Katherine Keller & Cara Rossi
We see it happening more and more. U.S. companies are sending their employees into foreign (host) countries on temporary but at times lengthy business assignments. Employees are willingly accepting these offers, not realizing the tax exposure risks that these opportunities could present. In order to mitigate some of these risks, we see payroll departments turning to something known in the industry as “shadow payroll.”
So What is Shadow Payroll?
Shadow payroll is a mechanism used to assist with the reporting and tax withholding obligations in a host country for an employee who is remaining on his or her home country’s payroll system while on assignment in the host country. The payroll in the host country will “shadow” what is being reported in the home country, but the employee will not receive any compensation from the host country.
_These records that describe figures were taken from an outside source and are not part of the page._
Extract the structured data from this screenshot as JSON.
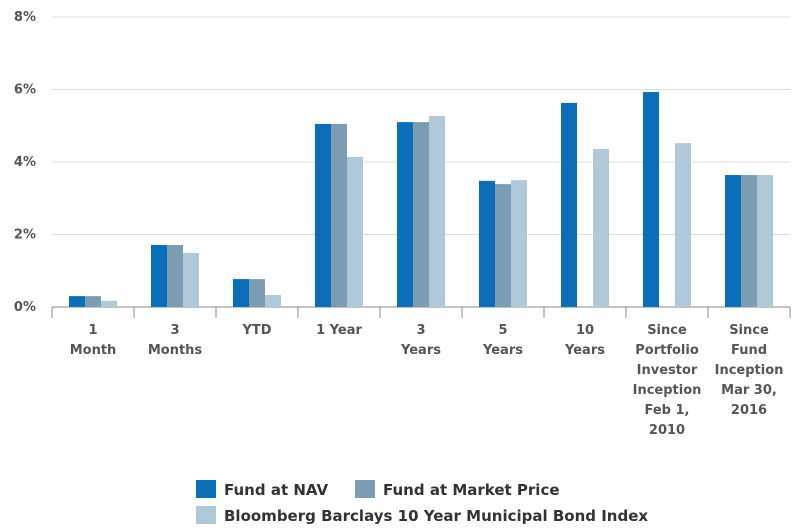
{
  "chart_data": {
    "type": "bar",
    "categories": [
      "1\nMonth",
      "3\nMonths",
      "YTD",
      "1 Year",
      "3\nYears",
      "5\nYears",
      "10\nYears",
      "Since\nPortfolio\nInvestor\nInception\nFeb 1,\n2010",
      "Since\nFund\nInception\nMar 30,\n2016"
    ],
    "series": [
      {
        "name": "Fund at NAV",
        "color": "#0a6fb8",
        "values": [
          0.3,
          1.71,
          0.77,
          5.05,
          5.1,
          3.48,
          5.63,
          5.93,
          3.64
        ]
      },
      {
        "name": "Fund at Market Price",
        "color": "#7a9db4",
        "values": [
          0.3,
          1.71,
          0.77,
          5.05,
          5.1,
          3.39,
          null,
          null,
          3.64
        ]
      },
      {
        "name": "Bloomberg Barclays 10 Year Municipal Bond Index",
        "color": "#b0c9d8",
        "values": [
          0.17,
          1.49,
          0.33,
          4.14,
          5.27,
          3.5,
          4.36,
          4.52,
          3.64
        ]
      }
    ],
    "ylim": [
      0,
      8
    ],
    "yticks": [
      {
        "value": 0,
        "label": "0%"
      },
      {
        "value": 2,
        "label": "2%"
      },
      {
        "value": 4,
        "label": "4%"
      },
      {
        "value": 6,
        "label": "6%"
      },
      {
        "value": 8,
        "label": "8%"
      }
    ],
    "grid": true
  }
}
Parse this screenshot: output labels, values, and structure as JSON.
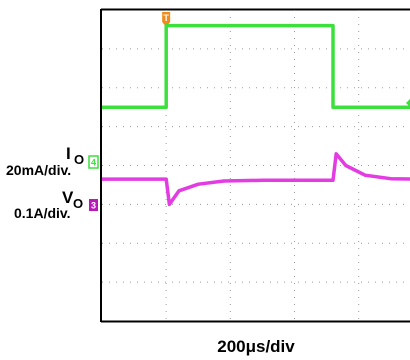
{
  "chart_data": {
    "type": "line",
    "title": "",
    "xlabel": "200μs/div",
    "xlim": [
      0,
      10
    ],
    "ylim": [
      0,
      8
    ],
    "grid": true,
    "trigger_marker": {
      "label": "T",
      "x": 1,
      "color": "#f08a1a"
    },
    "channels": [
      {
        "id": "io",
        "label_main": "I",
        "label_sub": "O",
        "scale_text": "20mA/div.",
        "marker_digit": "4",
        "color": "#3ce03c",
        "points": [
          [
            0,
            5.5
          ],
          [
            1.0,
            5.5
          ],
          [
            1.0,
            7.6
          ],
          [
            3.6,
            7.6
          ],
          [
            3.6,
            5.5
          ],
          [
            5.0,
            5.5
          ]
        ]
      },
      {
        "id": "vo",
        "label_main": "V",
        "label_sub": "O",
        "scale_text": "0.1A/div.",
        "marker_digit": "3",
        "color": "#e23ce2",
        "points": [
          [
            0,
            3.65
          ],
          [
            1.0,
            3.65
          ],
          [
            1.05,
            3.0
          ],
          [
            1.2,
            3.35
          ],
          [
            1.5,
            3.52
          ],
          [
            1.9,
            3.6
          ],
          [
            2.5,
            3.62
          ],
          [
            3.6,
            3.62
          ],
          [
            3.65,
            4.3
          ],
          [
            3.8,
            4.0
          ],
          [
            4.1,
            3.75
          ],
          [
            4.5,
            3.66
          ],
          [
            5.0,
            3.65
          ]
        ]
      }
    ]
  }
}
The purpose of the shadow payroll in the host country is to remain in compliance with jurisdictional payroll tax laws and remit any taxes or forms that need to be filed in the host country while allowing the employee to stay on the U.S. employer's retirement, stock option, and other benefit plans.
Typical example of when to use shadow payroll
A U.S. person travels on a long-term work assignment to Canada. Since the U.S. taxes income on a worldwide basis, the employee and employer must stay compliant in the U.S. while also taking into consideration any tax requirements in Canada. The employer will typically setup a shadow payroll for Canada for that U.S. person as if he or she were being compensated in Canada in order to calculate the payroll tax requirements for the wages earned in Canada. The employee will continue to be paid wages solely from the U.S. payroll system and all U.S. payroll tax requirements will also continue to be satisfied. To further complicate the matter, there may be additional state or provincial tax filing obligations that need to be considered.
While employers are concerned with keeping in compliance with all appropriate tax requirements when implementing a shadow payroll system, employees face the concern that they may be double taxed on their wages that are taxable in both the U.S. and host countries. It is important to mention that there may be foreign tax credits, exclusions, as well as tax treaties benefits available to the employees between the U.S. and certain other countries to help mediate the potential of double taxation.